120    Étant donné que le but de la CEDH consiste à protéger des droits concrets et effectifs et que l’organisation du système judiciaire ne saurait être laissée à la discrétion des autorités judiciaires (Cour EDH, 22 juin 2000, Coëme et autres c. Belgique, CE:ECHR:2000:0622JUD003249296, § 98), il importe peu que le principe du juge légal soit enfreint par un tribunal qui tranche le litige en question sans disposer manifestement de la compétence requise à cet égard ou, au sein d’un même tribunal, par le juge des référés qui, méconnaissant délibérément son rôle purement accessoire, adopte une ordonnance qui a pour effet de neutraliser par avance les conséquences de la future décision susceptible d’être prise par les juges du fond et de priver cette décision d’effet utile. Une telle ingérence volontaire dans les prérogatives des juges du fond ne saurait être qualifiée de simple erreur de procédure susceptible d’échapper au champ d’application de l’article 6, paragraphe 1, de la CEDH.

121    Il s’ensuit que le juge des référés doit laisser inappliqué le critère lié au caractère irréparable du préjudice financier invoqué – critère d’origine purement prétorienne et ne figurant ni dans les traités ni dans le règlement de procédure –, dès lors qu’il est inconciliable avec les impératifs d’une protection provisoire effective [voir, en ce sens, ordonnance du 23 avril 2015, Commission/Vanbreda Risk & Benefits, C‑35/15 P(R), EU:C:2015:275, point 30]. Or, les articles 278 et 279 TFUE, dispositions de droit primaire, autorisent le juge des référés à ordonner un sursis à exécution s’il estime « que les circonstances l’exigent » et à prescrire les mesures provisoires « nécessaires ». Ainsi qu’il vient d’être exposé ci-dessus, ces conditions sont remplies dans le présent contentieux relatif à la protection d’informations prétendument confidentielles (voir, en ce sens, ordonnance du 1er septembre 2015, Pari Pharma/EMA, T‑235/15 R, EU:T:2015:587, point 110 et jurisprudence citée).
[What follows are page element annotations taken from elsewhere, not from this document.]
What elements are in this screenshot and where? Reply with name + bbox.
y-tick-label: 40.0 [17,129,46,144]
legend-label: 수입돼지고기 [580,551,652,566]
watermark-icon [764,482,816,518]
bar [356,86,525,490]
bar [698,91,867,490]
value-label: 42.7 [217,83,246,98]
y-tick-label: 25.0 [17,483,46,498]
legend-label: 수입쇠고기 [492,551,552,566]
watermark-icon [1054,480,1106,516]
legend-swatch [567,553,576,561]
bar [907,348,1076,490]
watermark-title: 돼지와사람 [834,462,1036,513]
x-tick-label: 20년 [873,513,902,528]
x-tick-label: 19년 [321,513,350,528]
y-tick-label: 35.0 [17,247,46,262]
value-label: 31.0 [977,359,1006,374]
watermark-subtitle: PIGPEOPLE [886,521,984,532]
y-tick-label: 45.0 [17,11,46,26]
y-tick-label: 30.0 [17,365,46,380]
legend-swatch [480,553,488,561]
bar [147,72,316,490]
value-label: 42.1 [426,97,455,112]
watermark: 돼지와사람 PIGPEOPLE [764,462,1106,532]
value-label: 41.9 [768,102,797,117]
122    En conséquence, toutes les conditions étant réunies à cet effet, il y a lieu de faire droit à la demande de sursis à l’exécution de la décision attaqué. De plus, il convient d’enjoindre à l’EMA de ne pas divulguer les rapports litigieux.

Par ces motifs,

LE PRÉSIDENT DU TRIBUNAL

ordonne :

1)      Il est sursis à l’exécution de la décision EMA/785809/2015 de l’Agence européenne des médicaments (EMA), du 25 novembre 2015, accordant à un tiers, en vertu du règlement (CE) n° 1049/2001 du Parlement européen et du Conseil, du 30 mai 2001, relatif à l’accès du public aux documents du Parlement européen, du Conseil et de la Commission, l’accès aux rapports d’essais toxicologiques C 45151/essai de toxicité cutanée de 28 jours (application en semi-occlusif pendant 6 heures) sur des rats Wistar, C 45162/essai de toxicité orale (gavage) de 28 jours sur des rats Wistar et C 88913/essai de toxicité cutanée de 28 jours (application en semi-occlusif pendant 6 heures) sur des rats Wistar.

2)      Il est enjoint à l’EMA de ne pas divulguer les rapports mentionnés au point 1.

3)      Les dépens sont réservés.

Fait à Luxembourg, le 20 juillet 2016.

Le greffier

 

       Le président

E.  Coulon

 

       M. Jaeger


* Langue de procédure : l’anglais.


1 ‑ Données confidentielles occultées.